I hope you haven't been in horrible pain. I hate taking pain pills too except under extreme duress. We here in Western Mass also have an ER from hell. It's scary. Of course only you could have written about your adventure with our health care system and made me laugh.

7:14 PM  
Anonymous FurBabyMom said...

Wow. What a day. Glad you finally got treated, and hope your finger is healing nicely! Thx for making me lol with your description of your day from hell. By the way, having only recently discovered your blog, I've been reading some of your archived entries and I want you to know how much laugher and amusement you have given me. You're really a treasure. You are so refreshing, and I love your humor and take on things. I also really appreciate your values. Thx for sharing yourself with all of us readers! :)

7:07 PM  
Blogger Cher said...

Good Humor!

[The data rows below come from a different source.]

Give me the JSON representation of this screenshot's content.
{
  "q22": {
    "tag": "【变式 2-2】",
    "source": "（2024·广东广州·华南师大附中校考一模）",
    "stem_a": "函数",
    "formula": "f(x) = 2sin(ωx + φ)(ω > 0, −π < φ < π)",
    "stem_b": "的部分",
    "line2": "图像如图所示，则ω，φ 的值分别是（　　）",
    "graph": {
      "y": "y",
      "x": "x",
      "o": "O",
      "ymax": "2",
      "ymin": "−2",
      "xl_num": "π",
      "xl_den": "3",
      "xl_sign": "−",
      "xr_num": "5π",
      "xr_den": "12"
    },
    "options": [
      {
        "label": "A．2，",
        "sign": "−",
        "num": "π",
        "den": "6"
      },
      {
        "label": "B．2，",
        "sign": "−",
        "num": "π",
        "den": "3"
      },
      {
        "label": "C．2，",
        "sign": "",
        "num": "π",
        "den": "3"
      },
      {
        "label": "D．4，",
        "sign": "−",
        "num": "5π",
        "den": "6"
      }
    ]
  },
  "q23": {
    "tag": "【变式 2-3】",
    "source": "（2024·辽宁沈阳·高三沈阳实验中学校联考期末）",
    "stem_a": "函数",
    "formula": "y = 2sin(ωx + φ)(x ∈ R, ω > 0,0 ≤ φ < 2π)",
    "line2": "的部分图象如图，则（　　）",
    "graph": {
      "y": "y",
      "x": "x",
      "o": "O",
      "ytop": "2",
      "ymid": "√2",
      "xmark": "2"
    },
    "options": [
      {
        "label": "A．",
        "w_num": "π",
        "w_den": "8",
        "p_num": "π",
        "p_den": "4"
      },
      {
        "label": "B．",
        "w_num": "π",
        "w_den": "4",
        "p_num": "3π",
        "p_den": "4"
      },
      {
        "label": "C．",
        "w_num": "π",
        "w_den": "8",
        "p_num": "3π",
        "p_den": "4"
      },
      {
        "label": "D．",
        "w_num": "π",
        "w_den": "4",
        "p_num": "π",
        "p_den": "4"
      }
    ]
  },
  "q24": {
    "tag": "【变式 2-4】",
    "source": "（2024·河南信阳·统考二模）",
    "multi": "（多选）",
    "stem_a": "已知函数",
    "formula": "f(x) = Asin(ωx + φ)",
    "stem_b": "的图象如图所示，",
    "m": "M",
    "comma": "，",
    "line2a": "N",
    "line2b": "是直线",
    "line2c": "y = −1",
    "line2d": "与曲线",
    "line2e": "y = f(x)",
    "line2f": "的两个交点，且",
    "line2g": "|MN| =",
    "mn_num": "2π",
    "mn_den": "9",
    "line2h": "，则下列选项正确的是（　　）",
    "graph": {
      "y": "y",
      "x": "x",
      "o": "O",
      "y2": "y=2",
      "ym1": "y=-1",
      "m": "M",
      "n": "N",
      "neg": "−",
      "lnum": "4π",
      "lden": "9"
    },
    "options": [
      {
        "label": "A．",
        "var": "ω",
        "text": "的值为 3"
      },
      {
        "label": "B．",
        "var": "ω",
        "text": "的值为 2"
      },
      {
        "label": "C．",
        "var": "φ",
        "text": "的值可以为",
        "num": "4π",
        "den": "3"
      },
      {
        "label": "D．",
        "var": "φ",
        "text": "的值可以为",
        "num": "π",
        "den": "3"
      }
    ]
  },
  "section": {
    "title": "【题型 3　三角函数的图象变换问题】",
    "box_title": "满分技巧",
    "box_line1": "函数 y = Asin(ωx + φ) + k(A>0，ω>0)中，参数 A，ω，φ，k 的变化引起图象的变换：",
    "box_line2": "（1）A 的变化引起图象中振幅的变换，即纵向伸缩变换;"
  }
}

Sorry for your injury. I hope your new feline resident displays a sweet side soon!

1:38 PM  
Anonymous Anonymous said...

Not really a comment about this posting, but:
I just heard a bit on NPR about cul-de-sac communes in LA. Since you're my only "friend" in LA, I thought of you. Do you know of such things? What's your neighborhood like? Future blog subject?

4:32 PM  
Blogger Kate said...

I found you blog via jennsylvania - this post brought sympathetic little tears to my eyes! I had to go to ER about a month ago for a nasty gallbladder attack and was treated to seven colorful hours in the waiting room surrounded by people bleeding all over the floor, drunk guys crapping themselves and a methed-out teenager girl trying to kick the police office that had her in handcuffs...I finally resorted to sobbing quietly in the fetal position until they took me back to a room (at which point my doc nearly choked when he realized that I had been marked as an "emergent" triage due to the pain in my right side, yet had still be forced to wait for 7 hours - he mentioned scary things like bursting organs and possible sepsis before loading me full of morphine). I told my finance that in the future nothing short of a gunshot wound to the head would get me into an emergency room again. I hope your finger is back to normal!

12:09 PM  
Anonymous La BellaDonna said...

I HATE emergency rooms. I had recently broken a finger, and didn't want to go to the emergency room. It was a small finger.* I said, Fine. If I break a more important finger, I'll go to the emergency room.

Less than a week later, you guessed it: I broke a More Important Finger. Snapped the tip right off, where the tendon is attached so that it can flex. Off I trundled to the doctor.

*That finger I didn't take to the emergency room? The top joint now points 45 degrees to the left.